Historical note and terminology

Although the use of opium and its derivatives dates back to the 3rd century BC, headache caused by illicit drugs appears to be a relatively recent phenomenon, with the earliest reports dating from the mid-1980s (30; 20; 39). El-Mallakh described the appearance of migraine headaches after the abrupt discontinuation of long-term marijuana use. Satel, Gawin, Lipton and colleagues have described migraine-like headaches as also being associated with cocaine use.
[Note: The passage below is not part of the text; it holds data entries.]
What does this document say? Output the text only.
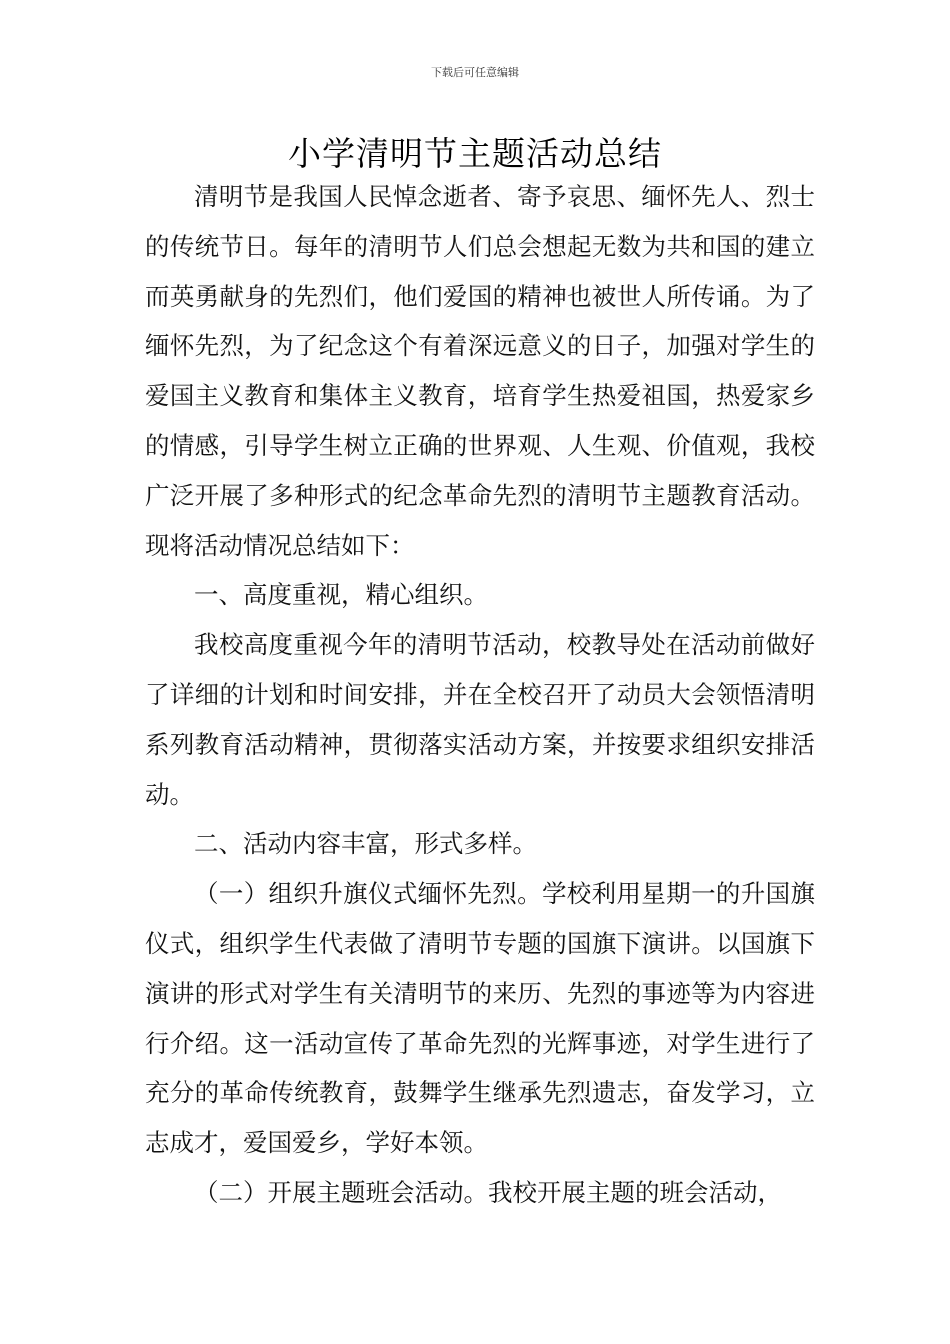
下载后可任意编辑
小学清明节主题活动总结

清明节是我国人民悼念逝者、寄予哀思、缅怀先人、烈士的传统节日。每年的清明节人们总会想起无数为共和国的建立而英勇献身的先烈们，他们爱国的精神也被世人所传诵。为了缅怀先烈，为了纪念这个有着深远意义的日子，加强对学生的爱国主义教育和集体主义教育，培育学生热爱祖国，热爱家乡的情感，引导学生树立正确的世界观、人生观、价值观，我校广泛开展了多种形式的纪念革命先烈的清明节主题教育活动。现将活动情况总结如下：

一、高度重视，精心组织。

我校高度重视今年的清明节活动，校教导处在活动前做好了详细的计划和时间安排，并在全校召开了动员大会领悟清明系列教育活动精神，贯彻落实活动方案，并按要求组织安排活动。

二、活动内容丰富，形式多样。

（一）组织升旗仪式缅怀先烈。学校利用星期一的升国旗仪式，组织学生代表做了清明节专题的国旗下演讲。以国旗下演讲的形式对学生有关清明节的来历、先烈的事迹等为内容进行介绍。这一活动宣传了革命先烈的光辉事迹，对学生进行了充分的革命传统教育，鼓舞学生继承先烈遗志，奋发学习，立志成才，爱国爱乡，学好本领。

（二）开展主题班会活动。我校开展主题的班会活动，
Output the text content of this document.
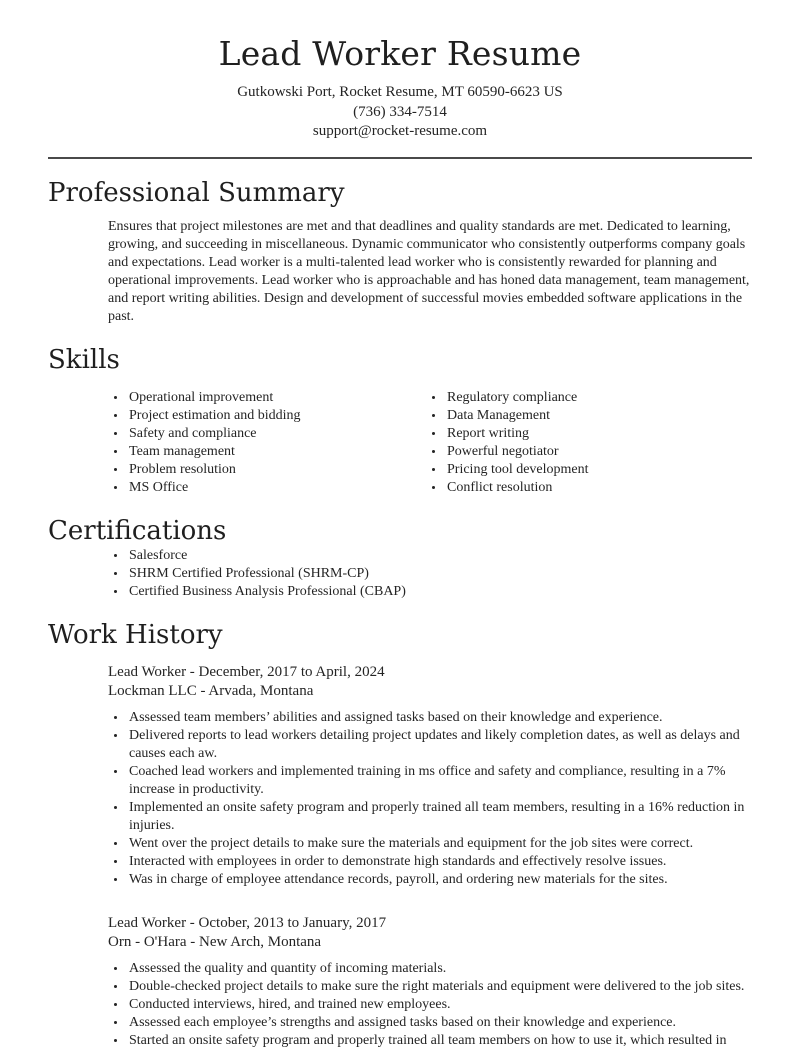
Lead Worker Resume
Gutkowski Port, Rocket Resume, MT 60590-6623 US
(736) 334-7514
support@rocket-resume.com
Professional Summary

Ensures that project milestones are met and that deadlines and quality standards are met. Dedicated to learning, growing, and succeeding in miscellaneous. Dynamic communicator who consistently outperforms company goals and expectations. Lead worker is a multi-talented lead worker who is consistently rewarded for planning and operational improvements. Lead worker who is approachable and has honed data management, team management, and report writing abilities. Design and development of successful movies embedded software applications in the past.

Skills
• Operational improvement
• Project estimation and bidding
• Safety and compliance
• Team management
• Problem resolution
• MS Office
• Regulatory compliance
• Data Management
• Report writing
• Powerful negotiator
• Pricing tool development
• Conflict resolution
Certifications
• Salesforce
• SHRM Certified Professional (SHRM-CP)
• Certified Business Analysis Professional (CBAP)
Work History
Lead Worker - December, 2017 to April, 2024
Lockman LLC - Arvada, Montana
• Assessed team members’ abilities and assigned tasks based on their knowledge and experience.
• Delivered reports to lead workers detailing project updates and likely completion dates, as well as delays and causes each aw.
• Coached lead workers and implemented training in ms office and safety and compliance, resulting in a 7% increase in productivity.
• Implemented an onsite safety program and properly trained all team members, resulting in a 16% reduction in injuries.
• Went over the project details to make sure the materials and equipment for the job sites were correct.
• Interacted with employees in order to demonstrate high standards and effectively resolve issues.
• Was in charge of employee attendance records, payroll, and ordering new materials for the sites.
Lead Worker - October, 2013 to January, 2017
Orn - O'Hara - New Arch, Montana
• Assessed the quality and quantity of incoming materials.
• Double-checked project details to make sure the right materials and equipment were delivered to the job sites.
• Conducted interviews, hired, and trained new employees.
• Assessed each employee’s strengths and assigned tasks based on their knowledge and experience.
• Started an onsite safety program and properly trained all team members on how to use it, which resulted in
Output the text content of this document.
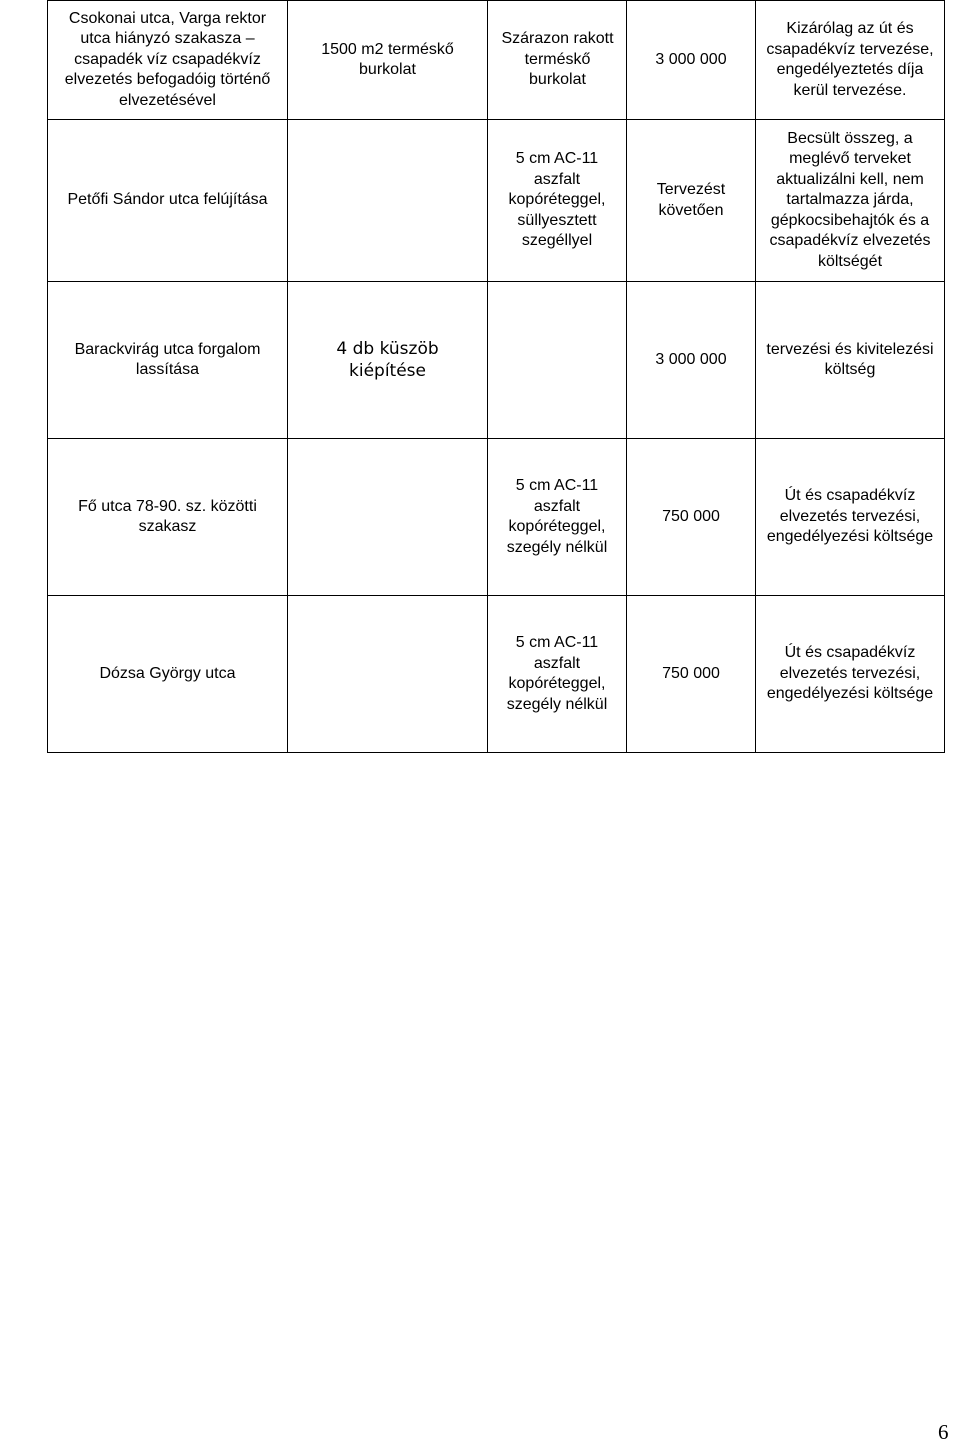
Csokonai utca, Varga rektor utca hiányzó szakasza – csapadék víz csapadékvíz elvezetés befogadóig történő elvezetésével	1500 m2 terméskő burkolat	Szárazon rakott terméskő burkolat	3 000 000	Kizárólag az út és csapadékvíz tervezése, engedélyeztetés díja kerül tervezése.
Petőfi Sándor utca felújítása		5 cm AC-11 aszfalt kopóréteggel, süllyesztett szegéllyel	Tervezést követően	Becsült összeg, a meglévő terveket aktualizálni kell, nem tartalmazza járda, gépkocsibehajtók és a csapadékvíz elvezetés költségét
Barackvirág utca forgalom lassítása	4 db küszöb kiépítése		3 000 000	tervezési és kivitelezési költség
Fő utca 78-90. sz. közötti szakasz		5 cm AC-11 aszfalt kopóréteggel, szegély nélkül	750 000	Út és csapadékvíz elvezetés tervezési, engedélyezési költsége
Dózsa György utca		5 cm AC-11 aszfalt kopóréteggel, szegély nélkül	750 000	Út és csapadékvíz elvezetés tervezési, engedélyezési költsége
6
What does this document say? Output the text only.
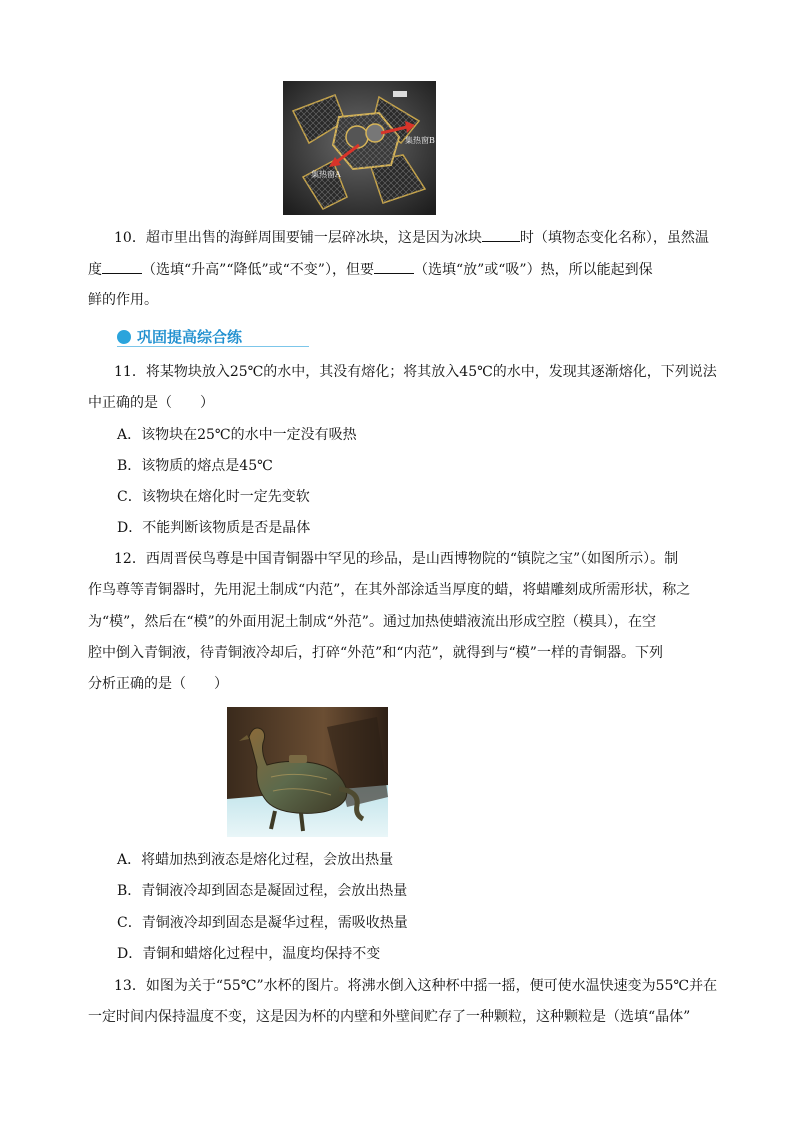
集热窗A
集热窗B
10．超市里出售的海鲜周围要铺一层碎冰块，这是因为冰块	时（填物态变化名称），虽然温
度	（选填“升高”“降低”或“不变”），但要	（选填“放”或“吸”）热，所以能起到保
鲜的作用。
巩固提高综合练
11．将某物块放入25℃的水中，其没有熔化；将其放入45℃的水中，发现其逐渐熔化，下列说法
中正确的是（　　）
A．该物块在25℃的水中一定没有吸热
B．该物质的熔点是45℃
C．该物块在熔化时一定先变软
D．不能判断该物质是否是晶体
12．西周晋侯鸟尊是中国青铜器中罕见的珍品，是山西博物院的“镇院之宝”（如图所示）。制
作鸟尊等青铜器时，先用泥土制成“内范”，在其外部涂适当厚度的蜡，将蜡雕刻成所需形状，称之
为“模”，然后在“模”的外面用泥土制成“外范”。通过加热使蜡液流出形成空腔（模具），在空
腔中倒入青铜液，待青铜液冷却后，打碎“外范”和“内范”，就得到与“模”一样的青铜器。下列
分析正确的是（　　）
A．将蜡加热到液态是熔化过程，会放出热量
B．青铜液冷却到固态是凝固过程，会放出热量
C．青铜液冷却到固态是凝华过程，需吸收热量
D．青铜和蜡熔化过程中，温度均保持不变
13．如图为关于“55℃”水杯的图片。将沸水倒入这种杯中摇一摇，便可使水温快速变为55℃并在
一定时间内保持温度不变，这是因为杯的内壁和外壁间贮存了一种颗粒，这种颗粒是（选填“晶体”
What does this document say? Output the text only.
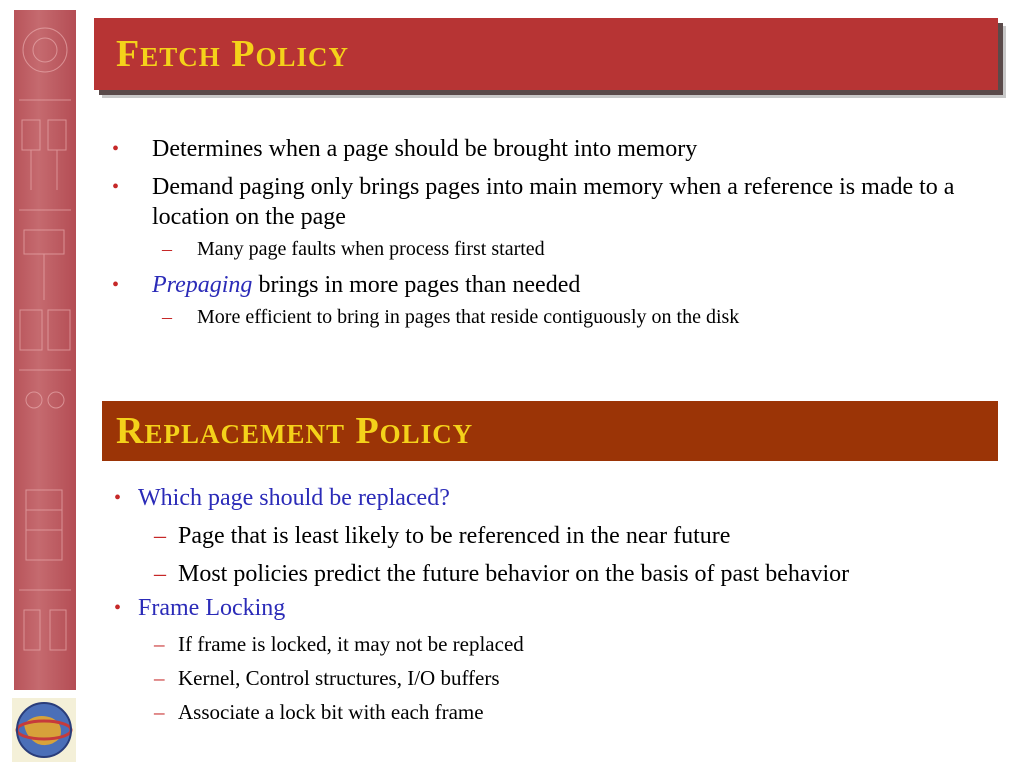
Fetch Policy
• Determines when a page should be brought into memory
• Demand paging only brings pages into main memory when a reference is made to a location on the page
– Many page faults when process first started
• Prepaging brings in more pages than needed
– More efficient to bring in pages that reside contiguously on the disk
Replacement Policy
• Which page should be replaced?
– Page that is least likely to be referenced in the near future
– Most policies predict the future behavior on the basis of past behavior
• Frame Locking
– If frame is locked, it may not be replaced
– Kernel, Control structures, I/O buffers
– Associate a lock bit with each frame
Neurologic complications, including headache, are rarely reported in association with ecstasy (3,4-methylenedioxymethylamphetamine, MDMA) use (05; 04).

The third edition of the International Classification of the Headache Disorders (ICHD-3) defines 4 headache syndromes related to illicit drug use; they include cocaine-induced headache, cannabis-induced headache, opioid-overuse headache, and opioid-withdrawal headache (26).